In the courts, religious freedom and other section 2a rights in the charter are coming in conflict with rights perceived to be more central, such as equality rights, and when it does “it is diminished.”

“Fundamental freedoms are found not to be so fundamental,” Father de Souza said at the Oct. 1 forum. He called the anxiety “warranted.”

The abolishing of Canada’s Office of Religious Freedom made international religious freedom seem like a partisan position, he said.

The Canada Summer Jobs attestation was based on a partisan interpretation of the charter, one that had little to do with the document itself or any court decision, he said. “The charter itself is coming a partisan position.”

“In this case, a government is saying a particular interpretation of the charter now becomes the governing standard,” he said. “If a new government comes in, it can say it has a new charter interpretation.”

He pointed to the possible danger when one side prevails and the other side loses. “That’s all contrary to religious freedom as a fundamental freedom.”

The Canada Summer Jobs pro-abortion attestation, “a type of ideological test” is “calling into question the state’s neutrality” on religious freedom, warned David Guretzki, executive vice president of the Evangelical Fellowship of Canada.
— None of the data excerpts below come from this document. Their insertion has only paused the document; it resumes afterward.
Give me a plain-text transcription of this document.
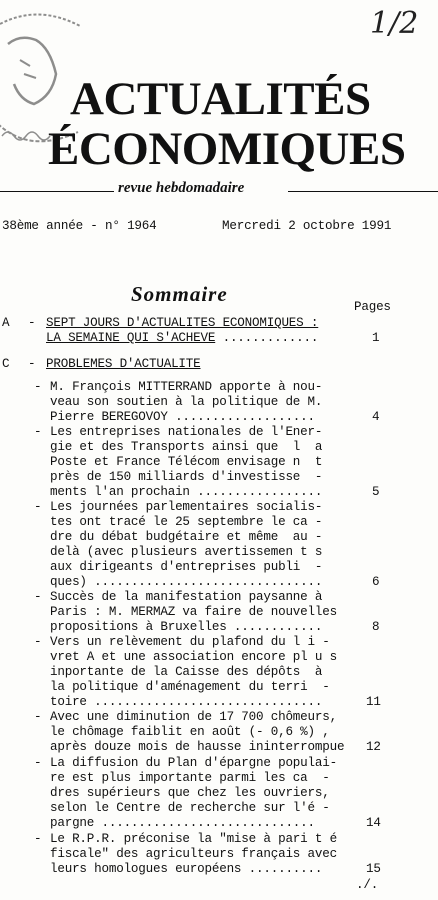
1/2
ACTUALITÉS
ÉCONOMIQUES
revue hebdomadaire
38ème année - n° 1964	Mercredi 2 octobre 1991
Sommaire
Pages
A - SEPT JOURS D'ACTUALITES ECONOMIQUES :
LA SEMAINE QUI S'ACHEVE .............	1
C - PROBLEMES D'ACTUALITE
- M. François MITTERRAND apporte à nou-
veau son soutien à la politique de M.
Pierre BEREGOVOY ...................	4
- Les entreprises nationales de l'Ener-
gie et des Transports ainsi que  l  a
Poste et France Télécom envisage n  t
près de 150 milliards d'investisse  -
ments l'an prochain .................	5
- Les journées parlementaires socialis-
tes ont tracé le 25 septembre le ca -
dre du débat budgétaire et même  au -
delà (avec plusieurs avertissemen t s
aux dirigeants d'entreprises publi  -
ques) ...............................	6
- Succès de la manifestation paysanne à
Paris : M. MERMAZ va faire de nouvelles
propositions à Bruxelles ............	8
- Vers un relèvement du plafond du l i -
vret A et une association encore pl u s
inportante de la Caisse des dépôts  à
la politique d'aménagement du terri  -
toire ...............................	11
- Avec une diminution de 17 700 chômeurs,
le chômage faiblit en août (- 0,6 %) ,
après douze mois de hausse ininterrompue 12
- La diffusion du Plan d'épargne populai-
re est plus importante parmi les ca  -
dres supérieurs que chez les ouvriers,
selon le Centre de recherche sur l'é -
pargne .............................	14
- Le R.P.R. préconise la "mise à pari t é
fiscale" des agriculteurs français avec
leurs homologues européens ..........	15
./.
Guretzki asked if religious organizations should spend all their energy trying to influence the state to stay neutral on religion, or strategize for a future where such neutrality no longer exists. He recommended they do both. He also urged vigilance of encroachment of religious freedom against any religious community, even those not their own. “Erosion of religious freedom and loss of neutrality has to be monitored across the board, here and abroad,” he said. “Religious freedom in Canada is meaningless” unless it is “for all or it’s an empty concept.”
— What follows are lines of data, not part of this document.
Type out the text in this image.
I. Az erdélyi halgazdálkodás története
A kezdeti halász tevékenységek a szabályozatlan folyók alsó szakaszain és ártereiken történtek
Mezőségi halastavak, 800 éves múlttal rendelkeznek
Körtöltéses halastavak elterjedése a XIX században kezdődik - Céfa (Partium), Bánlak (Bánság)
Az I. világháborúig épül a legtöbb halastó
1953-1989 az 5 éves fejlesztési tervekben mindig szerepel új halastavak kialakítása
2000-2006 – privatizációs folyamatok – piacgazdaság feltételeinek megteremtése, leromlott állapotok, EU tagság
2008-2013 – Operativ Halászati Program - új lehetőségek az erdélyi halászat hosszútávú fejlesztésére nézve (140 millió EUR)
Religious communities also have to model to Canadian society that public disagreement is possible without “partisan divisiveness” now on display, Guretzki said.

Imam Luqman Ahmed, of the Ahmadiyya Muslim Jama’ at Canada, praised the way Canada has welcomed members of his community who have been persecuted, especially in Pakistan, often by Muslims with a different interpretation of the faith. He urged government not to interfere with religious communities unless harmful or destructive practices such as female-genital mutilation, forced marriage and hate mongering are involved.
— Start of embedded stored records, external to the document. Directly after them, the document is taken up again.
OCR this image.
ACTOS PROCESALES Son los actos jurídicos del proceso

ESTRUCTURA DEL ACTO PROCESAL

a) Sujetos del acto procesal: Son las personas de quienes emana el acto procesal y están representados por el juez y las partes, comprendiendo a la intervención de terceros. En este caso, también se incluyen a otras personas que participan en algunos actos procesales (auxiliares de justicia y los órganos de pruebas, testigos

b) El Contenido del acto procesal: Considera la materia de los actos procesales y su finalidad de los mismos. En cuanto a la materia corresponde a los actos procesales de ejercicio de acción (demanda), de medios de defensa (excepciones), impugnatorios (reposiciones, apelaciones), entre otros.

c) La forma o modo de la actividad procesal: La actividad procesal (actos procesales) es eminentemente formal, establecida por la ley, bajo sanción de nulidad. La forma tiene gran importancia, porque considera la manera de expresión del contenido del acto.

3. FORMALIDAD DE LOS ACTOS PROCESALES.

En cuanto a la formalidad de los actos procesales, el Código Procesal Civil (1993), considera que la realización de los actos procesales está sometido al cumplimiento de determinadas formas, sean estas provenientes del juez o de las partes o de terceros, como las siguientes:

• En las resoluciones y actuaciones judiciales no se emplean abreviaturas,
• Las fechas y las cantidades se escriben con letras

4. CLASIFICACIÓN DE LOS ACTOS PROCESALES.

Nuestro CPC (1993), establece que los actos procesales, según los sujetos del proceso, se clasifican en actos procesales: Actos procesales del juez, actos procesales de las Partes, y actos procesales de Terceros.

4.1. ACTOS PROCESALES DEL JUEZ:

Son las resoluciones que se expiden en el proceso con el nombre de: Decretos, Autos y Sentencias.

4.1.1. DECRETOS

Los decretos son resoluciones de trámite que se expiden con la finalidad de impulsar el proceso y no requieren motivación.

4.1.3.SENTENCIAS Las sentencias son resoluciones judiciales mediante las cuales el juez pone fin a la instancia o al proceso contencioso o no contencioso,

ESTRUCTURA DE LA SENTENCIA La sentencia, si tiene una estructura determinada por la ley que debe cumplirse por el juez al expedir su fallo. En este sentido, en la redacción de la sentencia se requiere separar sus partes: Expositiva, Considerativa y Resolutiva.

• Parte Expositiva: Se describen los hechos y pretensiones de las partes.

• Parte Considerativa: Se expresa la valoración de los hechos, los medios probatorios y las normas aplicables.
“Religious freedom should never become a breeding ground for spreading hatred, or for harmful practices to take hold in our country,” Ahmed said.

Government should not be “nannying” religious communities by protecting them from outside criticism, but should ensure each community is treated equally, said Raheel Raza, president of the Council for Facing Tomorrow. She warned against Motion M-103, the so-called Islamophobia motion that gives Islam a special status. “Muslims cry Islamophobia and run to the government,” she said, noting that many other groups, starting with Jews, experience a much higher level of hate crimes than Muslims.

Raza said each community should police itself for evidence of intolerance and hatred, with the laws against hate speech as a framework. But religion, which is an idea not a race, should be open to criticism, and religious communities must defend charter protections such as freedom of speech and expression.

Along with intra-faith dialogue, Raza urged interfaith dialogue that is honest and “not just the fluffy stuff like my samosas, your pierogis and sandwiches,” she said.

Ray Pennings, executive vice president of Cardus, offered a glimpse at some of the scientific surveys Cardus has been commissioning to get a picture of attitudes towards religious faith in Canada.

“Eighty-six per cent of Canadians tell us they have prayed in the last month,” Pennings said. “Not that many people believe in God, so we’re not sure who they are praying to.”

Results show about 20 per cent of Canadians are non-believers, 30 per cent are spiritually uncertain, 30 per cent are privately faithful and another 20 per cent are religiously committed.

The religiously committed have by far the highest level of volunteering and give the most to charity, he said. The religious uncommitted are by far the most intolerant of other groups.

Religious communities have not done a good job of communicating the benefits they provide for society, Pennings said, noting the definition of secularism is changing from a kind of neutrality to a “proselytizing ideology.”

Canadians like the benefits of religion — the love of neighbour — without the beliefs in God that motivate the love of neighbour, he said. The non-believer side is “growing in confidence and in the rightness of their cause.”